Spot bids

Pay as you go for preemptible instances.

Spot instances are preemptible instances from Foundry's unreserved capacity, allocated through a blind second-price auction.

You can often leverage spot compute to:

  • Decrease the cost of workloads that can tolerate delays or preemptions, such as batch jobs.

  • Horizontally scale capacity for less predictable workloads like live inference.

  • Run short, critical workloads when reserved capacity is unavailable.

Unlike traditional clouds, Foundry always maintains a pool of dedicated spot capacity in each region. This ensures you always have the ability to provision some amount of spot compute on short notice; however, Foundry always recommends making reservations for critical workloads whenever possible to maximize your price predictability and avoid the risk of preemption.

Creating a spot bid

You can request spot instances by creating a spot bid specifying an instance type, a region, a required quantity of instances, and a per-instance limit price.

Whenever the current spot price for your requested instances is lower than your limit price and enough capacity is available, your bid is Allocated, and your requested instances are provisioned. While your instances are provisioned, you are billed at the current spot price (which will be less than or equal to your limit price). Your instances remain provisioned until you cancel your bid or the spot price exceeds your limit price. For additional detail on how spot prices are set, read Spot auction mechanics.

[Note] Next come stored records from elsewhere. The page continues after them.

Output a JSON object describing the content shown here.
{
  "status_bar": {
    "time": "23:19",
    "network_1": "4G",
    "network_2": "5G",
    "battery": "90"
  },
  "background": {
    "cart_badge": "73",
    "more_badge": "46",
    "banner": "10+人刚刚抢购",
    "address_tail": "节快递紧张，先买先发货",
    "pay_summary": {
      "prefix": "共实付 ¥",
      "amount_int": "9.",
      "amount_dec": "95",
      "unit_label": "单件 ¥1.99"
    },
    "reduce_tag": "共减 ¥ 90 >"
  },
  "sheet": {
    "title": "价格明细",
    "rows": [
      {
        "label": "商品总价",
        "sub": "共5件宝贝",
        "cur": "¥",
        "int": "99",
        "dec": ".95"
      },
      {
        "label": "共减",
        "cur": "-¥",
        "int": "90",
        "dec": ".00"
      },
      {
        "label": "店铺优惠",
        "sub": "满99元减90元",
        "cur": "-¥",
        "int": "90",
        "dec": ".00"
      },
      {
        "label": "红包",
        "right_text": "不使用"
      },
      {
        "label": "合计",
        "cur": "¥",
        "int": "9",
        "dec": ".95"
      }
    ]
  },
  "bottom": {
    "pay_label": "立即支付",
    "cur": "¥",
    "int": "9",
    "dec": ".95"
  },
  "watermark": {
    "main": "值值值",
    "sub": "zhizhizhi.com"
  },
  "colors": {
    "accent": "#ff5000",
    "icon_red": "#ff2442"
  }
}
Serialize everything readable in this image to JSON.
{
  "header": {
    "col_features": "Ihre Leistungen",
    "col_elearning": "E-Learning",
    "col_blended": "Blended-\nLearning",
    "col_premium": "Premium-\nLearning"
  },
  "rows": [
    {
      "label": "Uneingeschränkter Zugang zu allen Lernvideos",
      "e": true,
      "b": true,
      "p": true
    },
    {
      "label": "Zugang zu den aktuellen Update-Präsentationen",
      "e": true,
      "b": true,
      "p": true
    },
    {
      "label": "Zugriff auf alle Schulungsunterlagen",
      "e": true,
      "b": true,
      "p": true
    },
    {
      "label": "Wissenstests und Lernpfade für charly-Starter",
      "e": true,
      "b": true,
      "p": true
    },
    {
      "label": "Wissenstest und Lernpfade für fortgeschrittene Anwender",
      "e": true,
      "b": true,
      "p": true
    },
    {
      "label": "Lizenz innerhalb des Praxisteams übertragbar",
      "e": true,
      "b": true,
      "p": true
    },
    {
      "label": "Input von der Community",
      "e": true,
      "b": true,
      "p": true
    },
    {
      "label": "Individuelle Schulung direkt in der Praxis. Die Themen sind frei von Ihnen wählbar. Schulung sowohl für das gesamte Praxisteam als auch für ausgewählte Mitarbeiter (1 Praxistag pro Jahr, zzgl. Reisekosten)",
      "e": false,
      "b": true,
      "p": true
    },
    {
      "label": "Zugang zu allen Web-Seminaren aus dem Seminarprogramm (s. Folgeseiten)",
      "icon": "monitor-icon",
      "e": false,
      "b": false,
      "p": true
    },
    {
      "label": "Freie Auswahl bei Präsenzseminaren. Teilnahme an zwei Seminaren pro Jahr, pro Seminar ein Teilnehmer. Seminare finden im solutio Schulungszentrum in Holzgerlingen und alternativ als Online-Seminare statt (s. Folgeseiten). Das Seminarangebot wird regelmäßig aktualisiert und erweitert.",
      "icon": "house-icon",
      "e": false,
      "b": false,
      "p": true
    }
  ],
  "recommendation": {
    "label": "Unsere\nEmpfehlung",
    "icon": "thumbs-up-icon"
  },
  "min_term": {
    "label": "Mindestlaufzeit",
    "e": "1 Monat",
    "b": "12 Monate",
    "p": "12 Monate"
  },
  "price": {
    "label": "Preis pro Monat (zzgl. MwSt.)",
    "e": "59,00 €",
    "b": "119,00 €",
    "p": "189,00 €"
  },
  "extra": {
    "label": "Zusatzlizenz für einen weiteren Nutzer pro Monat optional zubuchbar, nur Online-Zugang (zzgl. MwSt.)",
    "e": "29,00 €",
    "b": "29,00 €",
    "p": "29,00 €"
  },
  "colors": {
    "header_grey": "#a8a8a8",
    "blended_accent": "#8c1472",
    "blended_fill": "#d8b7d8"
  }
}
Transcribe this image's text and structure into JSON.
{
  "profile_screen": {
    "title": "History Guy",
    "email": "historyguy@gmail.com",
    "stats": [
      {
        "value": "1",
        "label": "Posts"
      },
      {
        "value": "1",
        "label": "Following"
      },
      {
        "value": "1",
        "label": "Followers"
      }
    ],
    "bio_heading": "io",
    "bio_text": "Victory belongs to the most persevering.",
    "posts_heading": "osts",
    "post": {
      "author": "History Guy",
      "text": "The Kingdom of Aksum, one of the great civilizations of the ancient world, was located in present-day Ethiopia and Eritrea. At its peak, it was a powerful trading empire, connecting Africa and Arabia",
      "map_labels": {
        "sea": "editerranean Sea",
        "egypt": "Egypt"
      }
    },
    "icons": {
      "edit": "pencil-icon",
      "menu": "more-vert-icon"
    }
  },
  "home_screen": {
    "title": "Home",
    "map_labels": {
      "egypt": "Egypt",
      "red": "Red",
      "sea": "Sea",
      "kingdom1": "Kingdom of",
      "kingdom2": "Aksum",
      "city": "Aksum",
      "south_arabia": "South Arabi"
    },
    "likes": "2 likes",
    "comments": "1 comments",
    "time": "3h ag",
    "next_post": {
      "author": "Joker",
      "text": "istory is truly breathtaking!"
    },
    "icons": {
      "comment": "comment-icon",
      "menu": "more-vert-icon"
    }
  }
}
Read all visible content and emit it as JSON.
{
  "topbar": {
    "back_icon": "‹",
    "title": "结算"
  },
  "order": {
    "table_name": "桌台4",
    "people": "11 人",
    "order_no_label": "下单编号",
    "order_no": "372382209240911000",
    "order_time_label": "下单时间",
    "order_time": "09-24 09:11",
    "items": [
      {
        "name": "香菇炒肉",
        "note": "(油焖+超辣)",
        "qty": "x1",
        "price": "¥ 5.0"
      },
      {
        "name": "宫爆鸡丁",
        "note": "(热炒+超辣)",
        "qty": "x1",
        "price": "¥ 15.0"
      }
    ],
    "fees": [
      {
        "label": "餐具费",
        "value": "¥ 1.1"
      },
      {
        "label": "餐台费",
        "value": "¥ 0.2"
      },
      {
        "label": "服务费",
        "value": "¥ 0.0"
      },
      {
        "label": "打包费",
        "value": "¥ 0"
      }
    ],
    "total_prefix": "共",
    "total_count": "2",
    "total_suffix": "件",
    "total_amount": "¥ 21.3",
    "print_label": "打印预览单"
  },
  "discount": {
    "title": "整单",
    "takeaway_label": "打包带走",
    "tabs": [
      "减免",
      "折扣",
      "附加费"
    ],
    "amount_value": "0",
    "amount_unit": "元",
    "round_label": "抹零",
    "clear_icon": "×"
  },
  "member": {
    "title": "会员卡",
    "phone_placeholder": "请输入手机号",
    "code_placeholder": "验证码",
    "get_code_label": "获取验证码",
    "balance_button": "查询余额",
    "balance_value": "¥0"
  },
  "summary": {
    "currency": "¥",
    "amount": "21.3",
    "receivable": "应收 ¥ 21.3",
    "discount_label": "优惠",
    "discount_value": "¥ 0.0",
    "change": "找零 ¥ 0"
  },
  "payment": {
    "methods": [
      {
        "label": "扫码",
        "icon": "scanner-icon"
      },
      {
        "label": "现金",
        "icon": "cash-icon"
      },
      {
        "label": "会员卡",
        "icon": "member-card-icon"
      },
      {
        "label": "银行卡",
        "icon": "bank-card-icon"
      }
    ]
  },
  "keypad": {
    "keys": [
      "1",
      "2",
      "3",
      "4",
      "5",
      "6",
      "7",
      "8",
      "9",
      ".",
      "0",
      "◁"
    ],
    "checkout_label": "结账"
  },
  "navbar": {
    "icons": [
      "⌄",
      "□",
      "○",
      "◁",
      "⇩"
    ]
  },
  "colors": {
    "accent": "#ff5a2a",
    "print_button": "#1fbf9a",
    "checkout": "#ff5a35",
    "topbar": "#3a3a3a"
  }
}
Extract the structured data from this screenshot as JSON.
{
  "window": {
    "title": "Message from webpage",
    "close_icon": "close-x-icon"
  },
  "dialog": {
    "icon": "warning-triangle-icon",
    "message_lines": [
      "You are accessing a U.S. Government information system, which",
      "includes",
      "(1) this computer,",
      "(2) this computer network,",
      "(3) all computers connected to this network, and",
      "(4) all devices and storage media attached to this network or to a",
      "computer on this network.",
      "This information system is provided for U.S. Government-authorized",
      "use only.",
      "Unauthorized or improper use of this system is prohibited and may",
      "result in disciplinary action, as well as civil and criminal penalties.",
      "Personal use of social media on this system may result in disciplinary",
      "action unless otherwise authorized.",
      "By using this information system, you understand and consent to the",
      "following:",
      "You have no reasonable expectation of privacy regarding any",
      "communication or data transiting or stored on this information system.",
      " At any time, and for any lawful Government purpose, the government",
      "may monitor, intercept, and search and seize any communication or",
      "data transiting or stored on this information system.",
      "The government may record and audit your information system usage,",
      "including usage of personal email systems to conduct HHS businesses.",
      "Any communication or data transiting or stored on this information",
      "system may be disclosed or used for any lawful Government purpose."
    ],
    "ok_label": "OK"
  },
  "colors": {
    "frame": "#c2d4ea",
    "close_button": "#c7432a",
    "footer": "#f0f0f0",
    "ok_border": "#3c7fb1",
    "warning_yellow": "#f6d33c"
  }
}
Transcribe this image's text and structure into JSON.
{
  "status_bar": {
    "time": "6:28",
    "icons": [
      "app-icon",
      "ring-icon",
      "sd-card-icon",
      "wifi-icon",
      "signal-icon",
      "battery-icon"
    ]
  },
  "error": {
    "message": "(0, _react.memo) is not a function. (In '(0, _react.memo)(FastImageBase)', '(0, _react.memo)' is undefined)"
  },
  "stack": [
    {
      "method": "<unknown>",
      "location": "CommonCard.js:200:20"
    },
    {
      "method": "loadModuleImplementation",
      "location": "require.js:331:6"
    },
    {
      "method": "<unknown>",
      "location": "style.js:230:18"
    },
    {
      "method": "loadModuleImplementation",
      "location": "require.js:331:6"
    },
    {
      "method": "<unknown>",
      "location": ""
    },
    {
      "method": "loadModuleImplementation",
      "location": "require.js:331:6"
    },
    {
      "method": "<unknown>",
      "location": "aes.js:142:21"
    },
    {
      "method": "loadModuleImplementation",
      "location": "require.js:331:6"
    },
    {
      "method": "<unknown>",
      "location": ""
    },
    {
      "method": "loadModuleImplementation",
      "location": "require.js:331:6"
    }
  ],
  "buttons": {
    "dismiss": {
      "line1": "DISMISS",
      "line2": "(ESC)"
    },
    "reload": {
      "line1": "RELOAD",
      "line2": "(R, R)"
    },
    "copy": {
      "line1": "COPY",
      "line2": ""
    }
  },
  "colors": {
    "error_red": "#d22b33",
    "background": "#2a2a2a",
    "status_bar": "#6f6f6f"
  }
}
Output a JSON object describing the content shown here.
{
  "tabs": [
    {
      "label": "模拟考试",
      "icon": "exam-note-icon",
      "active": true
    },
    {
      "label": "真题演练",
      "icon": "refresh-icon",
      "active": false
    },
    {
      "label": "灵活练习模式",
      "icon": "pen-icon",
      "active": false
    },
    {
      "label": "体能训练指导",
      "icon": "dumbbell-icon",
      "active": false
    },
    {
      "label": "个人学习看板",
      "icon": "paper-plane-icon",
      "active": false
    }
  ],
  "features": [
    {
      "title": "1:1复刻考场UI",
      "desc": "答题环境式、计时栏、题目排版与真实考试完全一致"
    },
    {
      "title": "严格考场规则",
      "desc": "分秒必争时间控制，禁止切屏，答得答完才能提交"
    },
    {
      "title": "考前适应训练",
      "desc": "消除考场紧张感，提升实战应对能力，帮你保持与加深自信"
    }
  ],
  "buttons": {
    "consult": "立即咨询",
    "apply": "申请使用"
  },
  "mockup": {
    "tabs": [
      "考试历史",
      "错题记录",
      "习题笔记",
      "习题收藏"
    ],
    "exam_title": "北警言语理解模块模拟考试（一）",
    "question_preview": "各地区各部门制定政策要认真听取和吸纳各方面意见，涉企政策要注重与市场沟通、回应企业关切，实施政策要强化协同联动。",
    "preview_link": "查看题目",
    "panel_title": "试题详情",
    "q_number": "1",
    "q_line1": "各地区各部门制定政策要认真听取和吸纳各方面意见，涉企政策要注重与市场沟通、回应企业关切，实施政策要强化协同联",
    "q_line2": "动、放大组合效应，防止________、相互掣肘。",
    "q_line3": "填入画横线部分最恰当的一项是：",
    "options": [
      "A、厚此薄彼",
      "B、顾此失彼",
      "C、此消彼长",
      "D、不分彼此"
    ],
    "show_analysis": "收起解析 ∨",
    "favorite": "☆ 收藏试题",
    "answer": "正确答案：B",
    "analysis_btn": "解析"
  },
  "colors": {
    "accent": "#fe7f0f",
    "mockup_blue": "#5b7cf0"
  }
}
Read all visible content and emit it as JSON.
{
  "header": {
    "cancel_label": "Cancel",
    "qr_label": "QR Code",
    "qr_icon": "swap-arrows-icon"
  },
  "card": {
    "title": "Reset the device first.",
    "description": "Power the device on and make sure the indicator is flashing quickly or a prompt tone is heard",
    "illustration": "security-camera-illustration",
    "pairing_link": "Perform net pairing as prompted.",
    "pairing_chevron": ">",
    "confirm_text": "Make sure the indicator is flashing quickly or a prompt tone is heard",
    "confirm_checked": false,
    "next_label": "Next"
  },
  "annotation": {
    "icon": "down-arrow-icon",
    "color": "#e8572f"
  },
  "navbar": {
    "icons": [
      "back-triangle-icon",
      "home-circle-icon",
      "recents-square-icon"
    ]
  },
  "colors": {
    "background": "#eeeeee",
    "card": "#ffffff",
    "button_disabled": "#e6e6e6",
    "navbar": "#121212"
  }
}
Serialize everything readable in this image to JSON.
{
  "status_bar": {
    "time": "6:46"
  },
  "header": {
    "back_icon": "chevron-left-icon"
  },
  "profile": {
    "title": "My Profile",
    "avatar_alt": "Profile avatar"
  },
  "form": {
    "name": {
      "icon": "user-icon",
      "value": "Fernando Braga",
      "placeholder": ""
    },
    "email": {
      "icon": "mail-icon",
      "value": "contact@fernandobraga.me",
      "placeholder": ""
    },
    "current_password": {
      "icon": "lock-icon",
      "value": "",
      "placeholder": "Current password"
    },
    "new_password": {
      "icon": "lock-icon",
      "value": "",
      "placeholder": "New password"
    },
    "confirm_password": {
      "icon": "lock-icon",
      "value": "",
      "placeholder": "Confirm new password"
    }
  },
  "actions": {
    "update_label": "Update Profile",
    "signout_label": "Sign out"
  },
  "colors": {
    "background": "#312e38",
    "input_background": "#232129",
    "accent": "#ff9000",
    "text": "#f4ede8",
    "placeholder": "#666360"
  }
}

Once you submit a spot bid, it cannot be altered. To change parts of your bid, such as the limit price, SSH keys, or storage, you must cancel your bid and submit a new one.

Accessing running spot instances

Connection details for your running spot instances can be found on the Instances tab.

SSH keys cannot be added after submitting a bid. Only the SSH keys selected when creating your bid can be used to access your instances.

Preemption

Preemption occurs when the spot price for your requested instances exceeds the limit price you set in your bid. When your bid is being preempted, you will receive a 5-minute notice, and the status of your bid and its associated instances will change to Preempting. After 5 minutes, your instances will be shut down, and the status of your bid will revert to Open bid.

FAQs & troubleshooting

To learn the nuances of the Foundry spot auction, read Spot auction mechanics.

How do I know what limit price to set so that my bid is allocated immediately?

The Price Chart page displays the most recent spot prices for all instance types. These spot prices are determined by the highest losing spot bid, meaning that you may need to bid well above this price for your bid to be instantly successful.

In the case that you need to provision compute immediately and reserved compute is unavailable, Foundry recommends setting the limit price for your bid at your next best alternative for on-demand compute (this could be the AWS or GCP on-demand price, for example). This ensures that your bid will be allocated unless the spot price exceeds these alternatives for on-demand compute (which has never occured).

Foundry never displays the lowest winning price to ensure a fair auction and to encourage setting truthful limit prices.

Does Foundry always have spot capacity available?

Yes. Unlike traditional clouds, Foundry always maintains dedicated spot capacity in every region. This ensures that you can always spin up some amount of spot compute on short notice.

My limit price is higher than the current spot price for the instance type I requested, but my bid still isn't allocated.

This typically occurs when your bid requests multiple instances, and after allocating all bids with higher limit prices, fewer instances remain than the quantity your bid is requesting.

For example, if after allocating all bids with a higher limit price, three instances remain, and your bid requests four instances, Foundry will be unable to allocate your bid and will move to allocate the next-highest bid requesting three instances or fewer. In this scenario, the spot price would be set below your bid's limit price, but your bid would not be allocated.